Saturday, September 21, 2013

Communication, Free Software, EMail Lists, Diversity and Social Justice

Email discussion lists are a fascinating communication phenomenon.  Not only have they barely changed in decades, they actually pre-date the Internet[1].  Email has light storage requirements and other relatively low barriers to adoption (relative to other Internet applications).  Perhaps this is part of why mailing lists have remained central to various on-line communities while newer, multimedia and social networking technologies attract popular attention.

I was threatened with banishment from a mailing list for the first time around 20 years ago, just a few years after using email for the first time.  It was emotionally trying even though I had never met anyone from the list in person and probably never would[2].  The rejection[3] hurt.  The list concerned a band I was a fan of and I was emotionally invested, more so because the list was active and I had invested a non-trivial amount of time keeping up with it.
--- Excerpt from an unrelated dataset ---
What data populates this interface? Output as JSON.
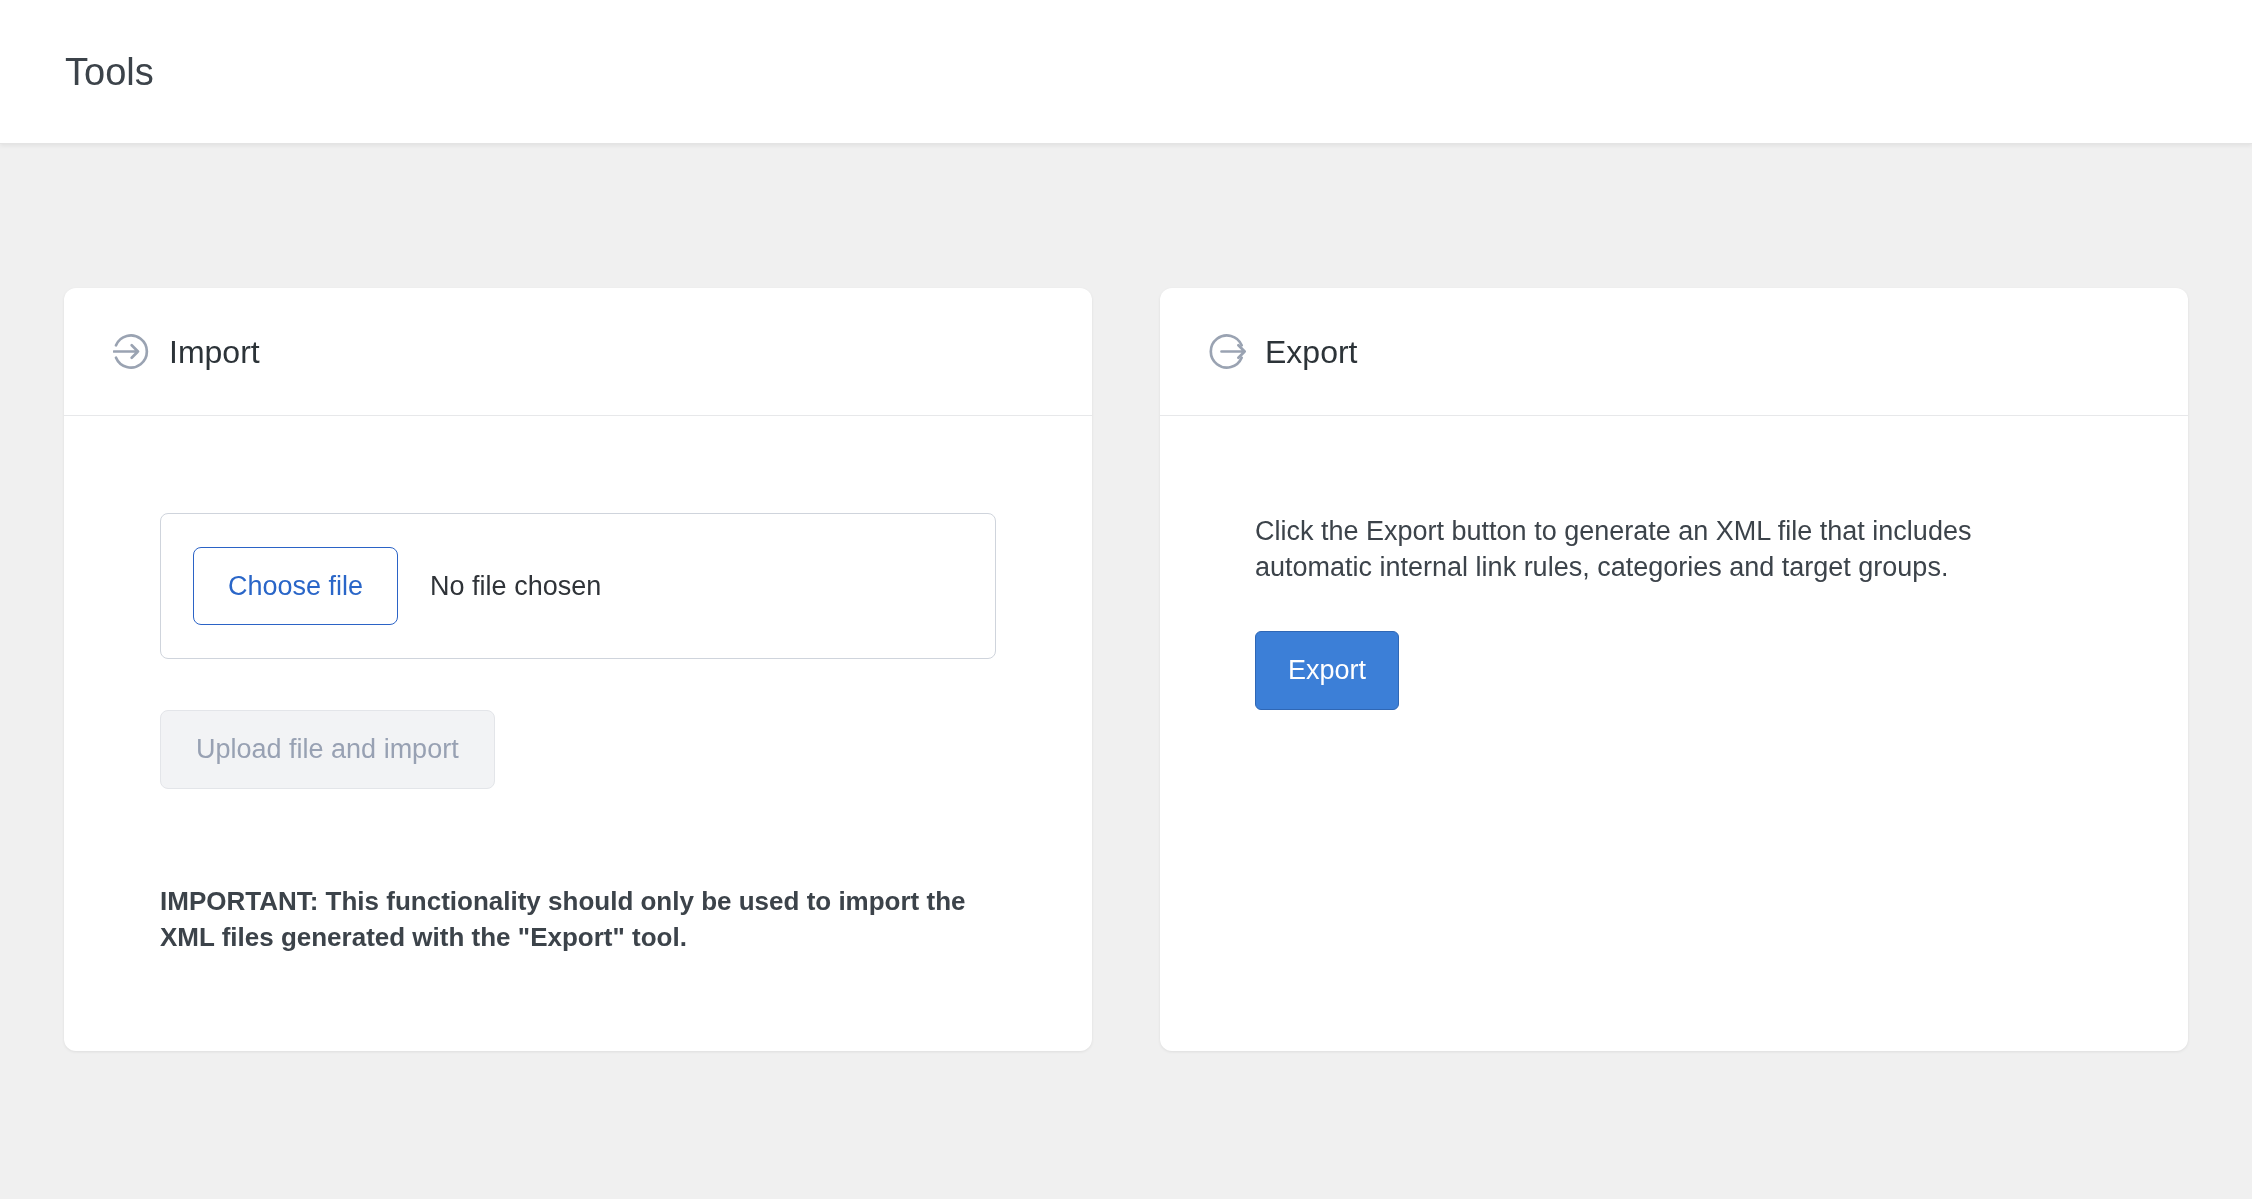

Back here in the current century communication styles and ways of managing conflict on mailing lists is an important issue in Free Software, although harassing behavior at conferences has probably gotten more attention over the last year.  The Diversity in Open Source[4] (DIOS) workshop at Ohio Linux Fest (OLF) this year ended up being largely about communication.  This is all very timely as civility on the Linux Kernel mailing lists has been a public issue this summer[5].

Diversity, civility, email, past, present, future--what am I talking about here?  Power.  I'm talking about power.

The way we communicate with each other doesn't just carry the explicit content we are sharing.  Anybody who has ever been "shut down" in a meeting or casual conversation has experienced the intertwining of communication and power dynamics.  

Now for the part people choke on-privilege.  There are patterns to those dynamics, who gets "shut down," and where the power is concentrated.  Those patterns favor those who already have power.  Those patterns are self-perpetuating and also perpetuate prejudice, privilege and injustice.

Those of you who know me personally, and those who have read a select few of my more personal blog posts, know my family is racially mixed and that I have numerous LGBT family and friends.  You also know that I identify as a male feminist and freely acknowledge the privileges I live with as an educated, white, heterosexual, male, middle class, Protestant, English speaker with no visibly obvious disabilities.  Being so privileged and being aware of those so close to me who live without one or more of my privileges makes it all that much more personal.

Because of my social status I can get away with things one of my daughters who is black can not.  She has to be much more careful how she speaks so that she is not perceived as strident, shrill or angry.  I can raise my voice, interrupt people, be casually critical of others and people are very accepting of it[5.5].  She does not have this luxury, this privilege.  If she is not polite and cheerful people will recoil or verbally retaliate[6].  The same behavior from me is perceived as a white man being assertive, decisive and expressive.  

If you don't believe me...

A) Look up the interpersonal and group communication research on gender, class and racial differences.  I'm not up-to-date on the literature, but I took multiple undergraduate classes with an expert in the area, Victoria Pruin DeFrancisco.
B) Pay attention to the dynamics in any even slightly mixed group you are in.  

So, a dozen or so of us met for the OLF DIOS workshop on Sep. 15, 2013.  The evening before we had heard Kirk Mckusick talk about the FreeBSD development community, and his pride in not only the world-class operating system they produce, but the positive, respectful culture they have produced.  Like the Linux Kernel, a lot of the communication around FreeBSD development happens on email lists.

So, you get a bunch of people who care about both social justice and Free Software in a room together and we start racking our brains, trying to answer the question "What can we DO?"  The answer, it turns out, is metacommunication.   We started making lists and charts about what happens when somebody (typically, more privileged) interrupts somebody (typically, less privileged) in a meeting.  We then moved to constructive ways of handling it, talking about it and encouraging alternative behaviors.  

There are limits to what you can do in a workshop of just a few hours, but we built up a surprising momentum.  We have a brace of documents that came out of the workshop and I'm very interested to see what happens with them.  There may even be a project name, but I'm not going to share it here in case it changes.

Now that the workshop is over it looks like most of the communication between us will be via mailing list.

[1] It's true.  E-mail is older than the Internet and mailing lists go all the way back to e-mail's early "pre-interconnected networks" stage.
[2] I was the lone Iowan on a list primarily populated from the British Isles.
[3] I wasn't actually booted from the list, but I had been put in my place--marginalized among my fellow fans.  I quit the list voluntarily not long after.
[4] Yes, I just said "Free Software" and "open source" back to back.  For the purposes of this discussion let's treat them as synonymous.  I know, technically, they are not.
[5] It's probably over-the-top to call the kernel mailing lists (collectively) the center of the Free Software universe, but if we had to choose one it would make the short list.
[5.5] Of course I try not to make this my routine mode of communication but I have established, over the years, that I can speak to people what way with little or no consequences.  People seem to just assume that I know what I'm talking about and have my reasons.    
[6] Is it her good luck that she is a relatively cheerful person or has she learned it is in her best interest to present herself that way?  I will not presume to know.